Quando ele conversou com o CORREIO, o lockdown parcial ainda não tinha sido anunciado pelo governo. No entanto, essa já era a sugestão do professor.“No meu ponto de vista, a gente não suporta o lockdown total economicamente. Mas às vezes é necessário, por isso, poderia ser no fim de semana e à noite”. Além disso, ele sugere reduzir de forma obrigatória a quantidade de pessoas em certos locais, como no transporte público. O número máximo de pessoas por coletivo seria definido previamente. Porém, para que isso fosse implementado, seria necessário contar com apoio de outros segmentos - da Guarda Municipal, por exemplo. 

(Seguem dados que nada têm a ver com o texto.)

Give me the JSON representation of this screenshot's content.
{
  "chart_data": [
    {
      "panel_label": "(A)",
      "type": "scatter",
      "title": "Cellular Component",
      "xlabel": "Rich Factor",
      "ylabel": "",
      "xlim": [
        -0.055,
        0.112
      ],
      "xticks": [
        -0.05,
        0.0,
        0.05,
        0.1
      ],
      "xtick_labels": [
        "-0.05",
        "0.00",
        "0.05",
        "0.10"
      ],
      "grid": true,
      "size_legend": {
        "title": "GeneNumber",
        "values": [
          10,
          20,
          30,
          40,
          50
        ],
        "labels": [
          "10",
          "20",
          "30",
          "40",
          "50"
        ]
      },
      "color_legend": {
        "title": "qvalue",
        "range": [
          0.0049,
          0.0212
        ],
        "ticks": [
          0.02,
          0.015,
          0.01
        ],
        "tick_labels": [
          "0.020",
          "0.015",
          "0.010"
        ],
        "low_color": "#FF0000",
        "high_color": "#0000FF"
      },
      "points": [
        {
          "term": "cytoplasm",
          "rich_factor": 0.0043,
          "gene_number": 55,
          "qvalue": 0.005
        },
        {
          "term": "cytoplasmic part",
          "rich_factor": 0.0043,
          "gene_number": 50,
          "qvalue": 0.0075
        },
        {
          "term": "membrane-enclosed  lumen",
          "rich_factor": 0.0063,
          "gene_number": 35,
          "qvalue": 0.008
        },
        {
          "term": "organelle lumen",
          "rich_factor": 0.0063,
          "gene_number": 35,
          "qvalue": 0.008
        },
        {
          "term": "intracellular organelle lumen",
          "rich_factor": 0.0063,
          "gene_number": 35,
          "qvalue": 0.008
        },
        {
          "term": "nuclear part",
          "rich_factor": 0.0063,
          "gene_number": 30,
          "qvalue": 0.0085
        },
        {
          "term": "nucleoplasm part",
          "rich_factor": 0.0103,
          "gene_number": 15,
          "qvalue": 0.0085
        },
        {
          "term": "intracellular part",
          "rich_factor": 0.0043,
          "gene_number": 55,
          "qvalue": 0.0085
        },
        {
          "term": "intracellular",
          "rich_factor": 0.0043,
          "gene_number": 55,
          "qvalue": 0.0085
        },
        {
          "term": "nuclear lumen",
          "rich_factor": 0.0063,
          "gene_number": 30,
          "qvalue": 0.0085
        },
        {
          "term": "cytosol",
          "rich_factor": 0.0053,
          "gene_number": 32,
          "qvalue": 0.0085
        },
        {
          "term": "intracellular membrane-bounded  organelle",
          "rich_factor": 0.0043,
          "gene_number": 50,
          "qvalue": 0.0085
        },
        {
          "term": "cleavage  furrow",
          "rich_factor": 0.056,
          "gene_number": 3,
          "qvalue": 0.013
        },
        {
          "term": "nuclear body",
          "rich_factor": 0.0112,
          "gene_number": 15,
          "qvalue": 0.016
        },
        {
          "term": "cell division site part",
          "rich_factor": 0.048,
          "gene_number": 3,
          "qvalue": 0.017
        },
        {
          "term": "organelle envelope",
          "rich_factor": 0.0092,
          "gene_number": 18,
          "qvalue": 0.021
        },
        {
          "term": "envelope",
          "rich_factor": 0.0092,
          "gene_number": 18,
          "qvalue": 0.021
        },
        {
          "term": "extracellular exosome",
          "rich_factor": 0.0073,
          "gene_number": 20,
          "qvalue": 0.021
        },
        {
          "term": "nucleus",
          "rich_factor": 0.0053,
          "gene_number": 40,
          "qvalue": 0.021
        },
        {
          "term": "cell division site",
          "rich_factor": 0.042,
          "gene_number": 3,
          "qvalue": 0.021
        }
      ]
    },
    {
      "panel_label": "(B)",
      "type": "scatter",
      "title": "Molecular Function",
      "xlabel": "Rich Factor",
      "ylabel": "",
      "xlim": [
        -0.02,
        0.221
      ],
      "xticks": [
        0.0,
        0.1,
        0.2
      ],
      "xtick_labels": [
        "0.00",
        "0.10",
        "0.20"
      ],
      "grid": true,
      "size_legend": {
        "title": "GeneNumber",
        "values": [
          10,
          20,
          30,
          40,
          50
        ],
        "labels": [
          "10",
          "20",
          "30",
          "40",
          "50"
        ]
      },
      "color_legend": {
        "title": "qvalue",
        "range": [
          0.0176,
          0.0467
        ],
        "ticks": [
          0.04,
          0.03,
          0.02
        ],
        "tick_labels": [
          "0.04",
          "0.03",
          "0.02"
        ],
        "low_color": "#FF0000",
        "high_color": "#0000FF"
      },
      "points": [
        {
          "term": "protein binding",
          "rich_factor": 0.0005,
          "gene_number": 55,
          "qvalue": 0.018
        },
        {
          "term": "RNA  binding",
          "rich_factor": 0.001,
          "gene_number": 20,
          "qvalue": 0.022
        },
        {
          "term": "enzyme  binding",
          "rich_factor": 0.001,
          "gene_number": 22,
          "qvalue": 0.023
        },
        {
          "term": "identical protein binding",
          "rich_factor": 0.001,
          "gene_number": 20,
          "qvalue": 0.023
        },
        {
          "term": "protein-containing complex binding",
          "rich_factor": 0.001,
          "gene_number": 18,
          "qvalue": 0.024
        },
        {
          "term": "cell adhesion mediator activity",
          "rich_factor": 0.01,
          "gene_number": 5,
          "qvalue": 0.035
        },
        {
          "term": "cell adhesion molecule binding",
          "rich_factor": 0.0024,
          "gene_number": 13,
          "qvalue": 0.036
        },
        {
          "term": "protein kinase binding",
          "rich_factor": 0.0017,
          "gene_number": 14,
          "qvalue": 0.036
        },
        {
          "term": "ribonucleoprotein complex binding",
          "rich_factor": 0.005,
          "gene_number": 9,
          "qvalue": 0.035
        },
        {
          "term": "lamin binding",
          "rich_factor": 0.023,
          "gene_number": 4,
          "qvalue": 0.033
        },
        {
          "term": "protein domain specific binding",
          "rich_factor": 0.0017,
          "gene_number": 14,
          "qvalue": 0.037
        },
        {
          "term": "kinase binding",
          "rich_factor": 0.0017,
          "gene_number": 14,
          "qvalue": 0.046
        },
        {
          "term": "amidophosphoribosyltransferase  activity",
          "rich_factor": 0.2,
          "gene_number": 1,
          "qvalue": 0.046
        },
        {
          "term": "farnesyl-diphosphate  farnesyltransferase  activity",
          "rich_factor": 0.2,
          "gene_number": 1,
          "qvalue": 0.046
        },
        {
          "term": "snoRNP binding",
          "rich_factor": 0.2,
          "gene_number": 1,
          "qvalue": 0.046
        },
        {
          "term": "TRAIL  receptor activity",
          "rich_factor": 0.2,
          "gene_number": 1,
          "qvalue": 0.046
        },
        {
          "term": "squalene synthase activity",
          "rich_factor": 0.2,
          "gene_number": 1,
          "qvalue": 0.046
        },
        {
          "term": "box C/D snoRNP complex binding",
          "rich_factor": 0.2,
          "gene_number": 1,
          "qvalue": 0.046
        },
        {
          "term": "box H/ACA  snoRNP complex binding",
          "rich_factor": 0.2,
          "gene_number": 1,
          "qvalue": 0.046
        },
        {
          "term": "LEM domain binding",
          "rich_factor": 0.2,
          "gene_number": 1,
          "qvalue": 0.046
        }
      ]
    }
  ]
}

“O motorista não dá conta e o papel dele é conduzir as pessoas com segurança. Mas o transporte público precisa ser visto também como um veículo de disseminação do vírus. De repente, uma estratégia seria pensar em turnos diferentes, mas é um trabalho que tem que ser feito com as empresas e com a área social da prefeitura e do governo do estado”, enumera. 

Atualmente, a frota média em Salvador é de 85% e, pelos cálculos da Secretaria Municipal de Mobilidade (Semob), 64% dos usuários do sistema têm pegado ônibus. Nos horários de pico, a frota chega a 100% nas estações de transbordo e algumas linhas podem ter reforço de veículos. 

Em nota, a Semob afirmou que acompanha diariamente a situação, mantendo contato com as concessionárias para garantir o reforço nas linhas com maior procura para minimizar as aglomerações.  (Infografia: Casa Grida) Pacto social Neste momento, a vacina também deve ser prioridade. Nos países onde a vacinação avançou, o número de casos vem diminuindo visivelmente. E, como ressalta a epidemiologista Ethel Maciel, da Ufes, a compra de vacinas deve ser direcionada aos imunizantes que já tiveram sua eficácia e segurança comprovada. 

Mas, até lá, ela defende um grande "pacto social" - uma parceria entre os gestores públicos e setores da sociedade civil e empresas privadas para garantir a redução da circulação de pessoas. 

"Um exemplo é que as empresas privadas que podem fazer trabalho remoto voltassem a ele. A gente precisa de um esforço conjunto também com igrejas, congregações e setores que influenciam muitas pessoas para que ajudam a fazer com que todos entendam a gravidade desse momento. Precisa trazer essas pessoas para junto. Ao invés de convencer indivíduos, o governo convenceria segmentos", completa Ethel.